This repository is the official implementation of Decrypting Cryptic Crosswords: Semantically Complex Wordplay Puzzles as a Target for NLP. Please cite arxiv or Neurips 2021 version
The dataset is also available at https://doi.org/10.5061/dryad.n02v6wwzp
This will enable you to download and replicate the datasplits, but it has not been updated to include all requirements to run the (baselines and experiments notebooks).
pip install -r requirements.txt
git clone <anonymized> # if using code supplement, just unzip
cd decrypt
pushd ./data && unzip "*.json.zip" && popd
If you want to download the data yourself from the web (you probably don't want to)
git clone <anonymized> # if using code supplement, just unzip
cd decrypt
mkdir -p './data/puzzles'
python decrypt/scrape_parse/guardian_scrape.py --save_directory="./data/puzzles"
Then when you run load_guardian_splits
you will run
load_guardian_splits("./data/puzzles", load_from_files=True, use_premade_json=False)
from decrypt.scrape_parse import (
load_guardian_splits, # naive random split
load_guardian_splits_disjoint, # answer-disjoint split
load_guardian_splits_disjoint_hash # word-initial disjoint split
)
from decrypt.scrape_parse.guardian_load import SplitReturn
"""
each of these methods returns a tuple of `SplitReturn`
- soln to clue map (string to List of clues mapping to that soln): Dict[str, List[BaseClue]
this enables seeing all clues associated with a given answer word
- list of all clues (List[BaseClue])
- Tuple of three lists (the train, val, test splits), each is List[BaseClue]
Note that
load_guardian_splits() will verify that
- total glob length matches the one in paper (ie. number of puzzles downloaded matches)
- total clue set length matches the one in paper (i.e. filtering is the same)

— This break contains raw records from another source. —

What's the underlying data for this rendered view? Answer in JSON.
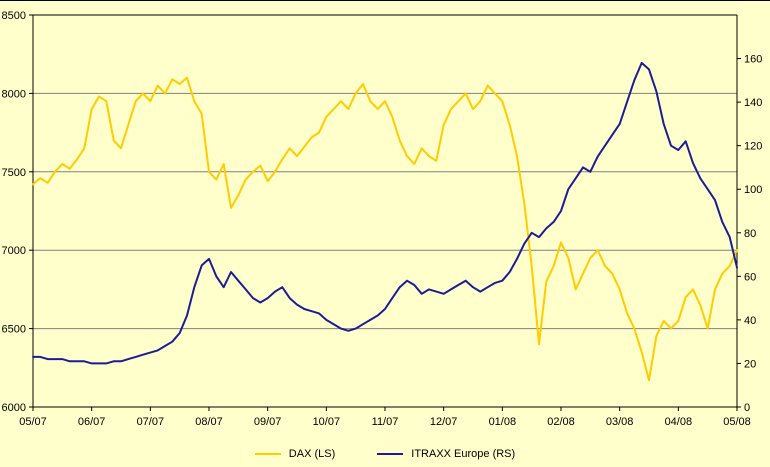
{
  "colors": {
    "background": "#FFFFCC",
    "grid": "#808080",
    "axis": "#000000",
    "dax": "#FFCC00",
    "itraxx": "#1C1C94"
  },
  "chart_data": {
    "type": "line",
    "title": "",
    "xlabel": "",
    "ylabel_left": "",
    "ylabel_right": "",
    "grid": "horizontal",
    "legend_position": "bottom",
    "x_axis": {
      "labels": [
        "05/07",
        "06/07",
        "07/07",
        "08/07",
        "09/07",
        "10/07",
        "11/07",
        "12/07",
        "01/08",
        "02/08",
        "03/08",
        "04/08",
        "05/08"
      ],
      "points_per_month": 8
    },
    "y_left": {
      "min": 6000,
      "max": 8500,
      "ticks": [
        6000,
        6500,
        7000,
        7500,
        8000,
        8500
      ]
    },
    "y_right": {
      "min": 0,
      "max": 160,
      "scale_max": 180,
      "ticks": [
        0,
        20,
        40,
        60,
        80,
        100,
        120,
        140,
        160
      ]
    },
    "series": [
      {
        "name": "DAX (LS)",
        "axis": "left",
        "color": "#FFCC00",
        "values": [
          7420,
          7460,
          7430,
          7500,
          7550,
          7520,
          7580,
          7650,
          7900,
          7980,
          7950,
          7700,
          7650,
          7800,
          7950,
          8000,
          7950,
          8050,
          8000,
          8090,
          8060,
          8100,
          7950,
          7870,
          7500,
          7450,
          7550,
          7270,
          7350,
          7450,
          7500,
          7540,
          7440,
          7500,
          7580,
          7650,
          7600,
          7660,
          7720,
          7750,
          7850,
          7900,
          7950,
          7900,
          8000,
          8060,
          7950,
          7900,
          7950,
          7850,
          7700,
          7600,
          7550,
          7650,
          7600,
          7570,
          7800,
          7900,
          7950,
          8000,
          7900,
          7950,
          8050,
          8000,
          7950,
          7800,
          7600,
          7300,
          6900,
          6400,
          6800,
          6900,
          7050,
          6950,
          6750,
          6850,
          6950,
          7000,
          6900,
          6850,
          6750,
          6600,
          6500,
          6350,
          6170,
          6450,
          6550,
          6500,
          6550,
          6700,
          6750,
          6650,
          6500,
          6750,
          6850,
          6900,
          7000
        ]
      },
      {
        "name": "ITRAXX Europe (RS)",
        "axis": "right",
        "color": "#1C1C94",
        "values": [
          23,
          23,
          22,
          22,
          22,
          21,
          21,
          21,
          20,
          20,
          20,
          21,
          21,
          22,
          23,
          24,
          25,
          26,
          28,
          30,
          34,
          42,
          55,
          65,
          68,
          60,
          55,
          62,
          58,
          54,
          50,
          48,
          50,
          53,
          55,
          50,
          47,
          45,
          44,
          43,
          40,
          38,
          36,
          35,
          36,
          38,
          40,
          42,
          45,
          50,
          55,
          58,
          56,
          52,
          54,
          53,
          52,
          54,
          56,
          58,
          55,
          53,
          55,
          57,
          58,
          62,
          68,
          75,
          80,
          78,
          82,
          85,
          90,
          100,
          105,
          110,
          108,
          115,
          120,
          125,
          130,
          140,
          150,
          158,
          155,
          145,
          130,
          120,
          118,
          122,
          112,
          105,
          100,
          95,
          85,
          78,
          64
        ]
      }
    ]
  },
  "legend": {
    "dax_label": "DAX (LS)",
    "itraxx_label": "ITRAXX Europe (RS)"
  }
}
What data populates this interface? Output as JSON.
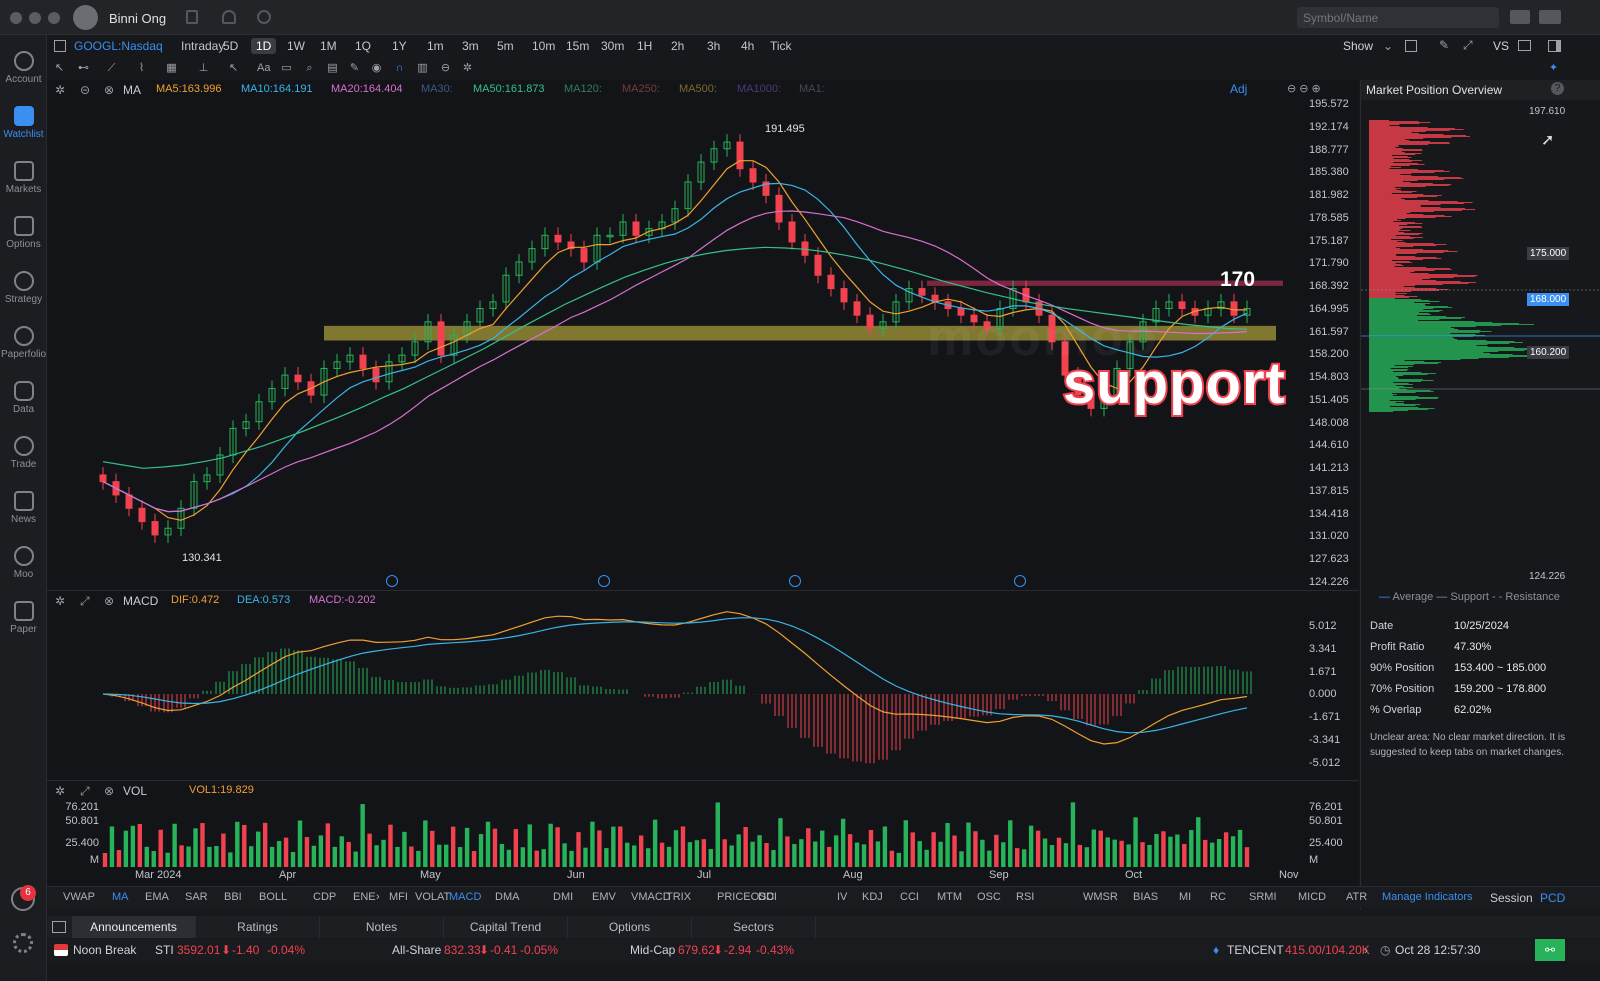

- one of the clues in our train set matches our train set (i.e. a single clue
spot check for randomness)
If you get an assertion error or an exception during load, please file an
issue, since the splits should be identical
Alternatively, if you don't care, you can pass `verify=False` to
`load_guardian_splits`
"""
soln_to_clue_map, all_clues_list, (train, val, test) = load_guardian_splits()
We make code available to replicate the entire paper.
Note that the directory structure is specified in decrypt/config.py
. You can change it if you would like.
Most references use this file, but run commands (i.e. python ...
assume that the directories are unchanged
from the original config.py.
- The splits are replicated as above using the load methods
- The task is replicated in the following sections
- We provide code to replicate metric analysis. See the implementation in jupyter notebooks below
To run the notebooks, you should start your jupyter server from the top level decrypt
directory.
The notebooks have been run using pycharm open from the top level decrypt
directory.
If you experience import errors it is likely because you are not running from the top level.
Notebook to replicate the four baselines are in baselines
directory.
Note that a patch will need to be applied to work with the deits solver.
See experiments/curricular.ipynb
See experiments/model_analysis
Note that details of training and evaluating the models are available in the relevant jupyter notebooks.